C'est une jolie réussite dont peut se vanter une équipe de scientifiques franco-espagnole dirigée par le chercheur Philippe Charlier : celle-ci a établi l'existence d'un profil génétique commun entre la tête momifiée d'Henri IV et du sang séché provenant de son descendant, Louis XVI. Ses travaux sont publiés lundi 31 décembre par la revue Forensic Science International (article en anglais).

Sept générations séparent ces deux rois de France au destin tragique : Louis XVI, guillotiné le 21 janvier 1793, descend en ligne directe paternelle d'Henri IV, assassiné par Ravaillac le 14 mai 1610. Ces travaux scientifiques confirment la vérité historique et "montrent qu'Henri IV et Louis XVI ont le même patrimoine génétique passant par les pères", a expliqué à l'AFP le Dr Charlier, médecin légiste à l'hôpital Raymond Poincaré de Garches, en région parisienne, et grand spécialiste des énigmes historiques.

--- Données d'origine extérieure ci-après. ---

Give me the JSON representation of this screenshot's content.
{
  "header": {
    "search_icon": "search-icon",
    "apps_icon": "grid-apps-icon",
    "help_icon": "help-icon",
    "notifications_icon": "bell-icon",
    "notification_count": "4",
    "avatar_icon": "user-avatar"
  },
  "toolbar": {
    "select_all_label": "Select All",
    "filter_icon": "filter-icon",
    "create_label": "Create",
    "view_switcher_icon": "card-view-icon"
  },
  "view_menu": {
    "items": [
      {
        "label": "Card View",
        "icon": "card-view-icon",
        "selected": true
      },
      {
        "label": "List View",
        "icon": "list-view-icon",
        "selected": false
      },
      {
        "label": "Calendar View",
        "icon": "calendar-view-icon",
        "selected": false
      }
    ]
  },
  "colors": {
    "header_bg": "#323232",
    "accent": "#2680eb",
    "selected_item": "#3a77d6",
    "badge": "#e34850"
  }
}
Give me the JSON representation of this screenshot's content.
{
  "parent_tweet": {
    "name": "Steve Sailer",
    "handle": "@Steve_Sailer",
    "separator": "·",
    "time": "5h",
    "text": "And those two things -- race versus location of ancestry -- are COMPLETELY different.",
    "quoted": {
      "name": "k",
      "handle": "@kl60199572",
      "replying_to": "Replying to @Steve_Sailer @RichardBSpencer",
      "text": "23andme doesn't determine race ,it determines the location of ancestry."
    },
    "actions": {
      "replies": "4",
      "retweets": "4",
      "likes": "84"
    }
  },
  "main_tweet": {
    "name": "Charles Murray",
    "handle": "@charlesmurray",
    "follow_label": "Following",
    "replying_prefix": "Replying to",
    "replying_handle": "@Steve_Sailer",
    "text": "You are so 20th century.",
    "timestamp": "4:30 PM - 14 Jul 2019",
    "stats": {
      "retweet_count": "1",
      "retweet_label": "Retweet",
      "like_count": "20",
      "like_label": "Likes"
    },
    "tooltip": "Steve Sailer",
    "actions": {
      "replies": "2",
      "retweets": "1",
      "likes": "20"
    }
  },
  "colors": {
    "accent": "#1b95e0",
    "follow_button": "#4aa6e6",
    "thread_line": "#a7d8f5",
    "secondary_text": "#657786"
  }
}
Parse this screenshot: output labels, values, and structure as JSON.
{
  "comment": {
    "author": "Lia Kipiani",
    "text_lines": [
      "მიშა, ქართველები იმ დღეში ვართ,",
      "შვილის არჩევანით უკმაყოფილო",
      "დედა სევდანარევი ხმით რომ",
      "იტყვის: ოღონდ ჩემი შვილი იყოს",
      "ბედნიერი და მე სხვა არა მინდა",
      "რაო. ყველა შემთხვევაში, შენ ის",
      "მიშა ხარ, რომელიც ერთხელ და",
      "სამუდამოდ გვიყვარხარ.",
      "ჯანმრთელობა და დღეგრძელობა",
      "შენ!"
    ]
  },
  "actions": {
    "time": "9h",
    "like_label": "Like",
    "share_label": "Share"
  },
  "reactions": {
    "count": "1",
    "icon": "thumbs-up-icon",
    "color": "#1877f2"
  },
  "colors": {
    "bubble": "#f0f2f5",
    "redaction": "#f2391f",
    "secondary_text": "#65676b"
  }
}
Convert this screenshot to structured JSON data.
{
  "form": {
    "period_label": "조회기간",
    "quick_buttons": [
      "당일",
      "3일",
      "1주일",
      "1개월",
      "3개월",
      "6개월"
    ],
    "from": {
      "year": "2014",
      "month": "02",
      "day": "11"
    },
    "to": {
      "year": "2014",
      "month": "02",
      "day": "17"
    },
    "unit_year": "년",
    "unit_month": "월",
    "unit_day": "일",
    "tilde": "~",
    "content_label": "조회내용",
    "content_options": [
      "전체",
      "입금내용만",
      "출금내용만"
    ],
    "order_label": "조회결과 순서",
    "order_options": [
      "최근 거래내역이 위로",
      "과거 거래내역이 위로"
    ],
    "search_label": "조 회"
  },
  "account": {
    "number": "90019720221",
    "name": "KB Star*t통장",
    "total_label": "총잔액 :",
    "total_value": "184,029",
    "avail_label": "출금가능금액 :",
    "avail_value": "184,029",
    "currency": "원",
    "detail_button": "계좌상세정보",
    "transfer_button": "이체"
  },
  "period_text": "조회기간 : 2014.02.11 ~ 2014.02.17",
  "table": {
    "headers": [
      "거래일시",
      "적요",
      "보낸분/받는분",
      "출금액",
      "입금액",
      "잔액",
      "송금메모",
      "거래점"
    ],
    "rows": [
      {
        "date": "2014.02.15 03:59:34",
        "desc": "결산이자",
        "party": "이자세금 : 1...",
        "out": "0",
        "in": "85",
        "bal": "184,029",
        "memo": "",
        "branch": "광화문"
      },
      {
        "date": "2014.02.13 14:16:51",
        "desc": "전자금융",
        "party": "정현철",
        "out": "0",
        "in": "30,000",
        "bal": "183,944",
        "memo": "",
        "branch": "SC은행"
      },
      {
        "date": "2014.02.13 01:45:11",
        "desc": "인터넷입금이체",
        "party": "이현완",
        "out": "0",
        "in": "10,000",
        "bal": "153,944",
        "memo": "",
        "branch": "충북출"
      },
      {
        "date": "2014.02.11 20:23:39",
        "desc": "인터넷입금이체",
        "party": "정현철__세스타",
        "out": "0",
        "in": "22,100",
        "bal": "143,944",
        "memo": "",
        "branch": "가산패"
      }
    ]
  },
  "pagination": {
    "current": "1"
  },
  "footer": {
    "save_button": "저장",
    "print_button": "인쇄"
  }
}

Louis XIV est bien le fils de Louis XIII...

L'étude apporte une réponse aux historiens qui pouvaient douter que Louis XIV soit bien le fils de Louis XIII, et non de Mazarin. "L'enfant du miracle" était en effet né plus de vingt ans après le mariage de Louis XIII, le premier fils d'Henri IV, avec Anne d'Autriche.

Mais ce n'est pas le seul intérêt de l'étude : elle valide aussi l'authenticité de la tête d'Henri IV, contestée par certains.

Une tête aux multiples pérégrinations

Elle a été séparée du corps du monarque en 1793, sous le régime de la Terreur, lors de la profanation de la basilique de Saint-Denis, nécropole des rois de France. Elle n'est réapparue qu'au XIXe siècle, connaissant plusieurs propriétaires avant d'être finalement authentifiée en 2010 sur la base de recoupements scientifiques et historiques. Mais les spécialistes avaient alors échoué à extraire l'ADN. 

Cette fois-ci, l'Institut de biologie évolutive de Barcelone (Espagne) a travaillé sur un échantillon "provenant du plus profond de la gorge de l'individu" et a pu extraire un ADN partiellement exploitable. C'est précisément l'ADN "paternel", l'ADN du chromosome Y, qui a parlé, balayant les derniers doutes sur l'authenticité de la tête d'Henri IV, selon le Dr Charlier. 

Quant au sang attribué à Louis XVI, analysé en 2011 par une équipe italo-espagnole pilotée par Carles Laluela-Fox (Institut de biologie évolutive de Barcelone), il a été récupéré dans une sorte de gourde possédée par une famille aristocratique italienne. Cette gourde aurait contenu un mouchoir qui avait trempé dans le sang royal, le jour où Louis XVI fut guillotiné.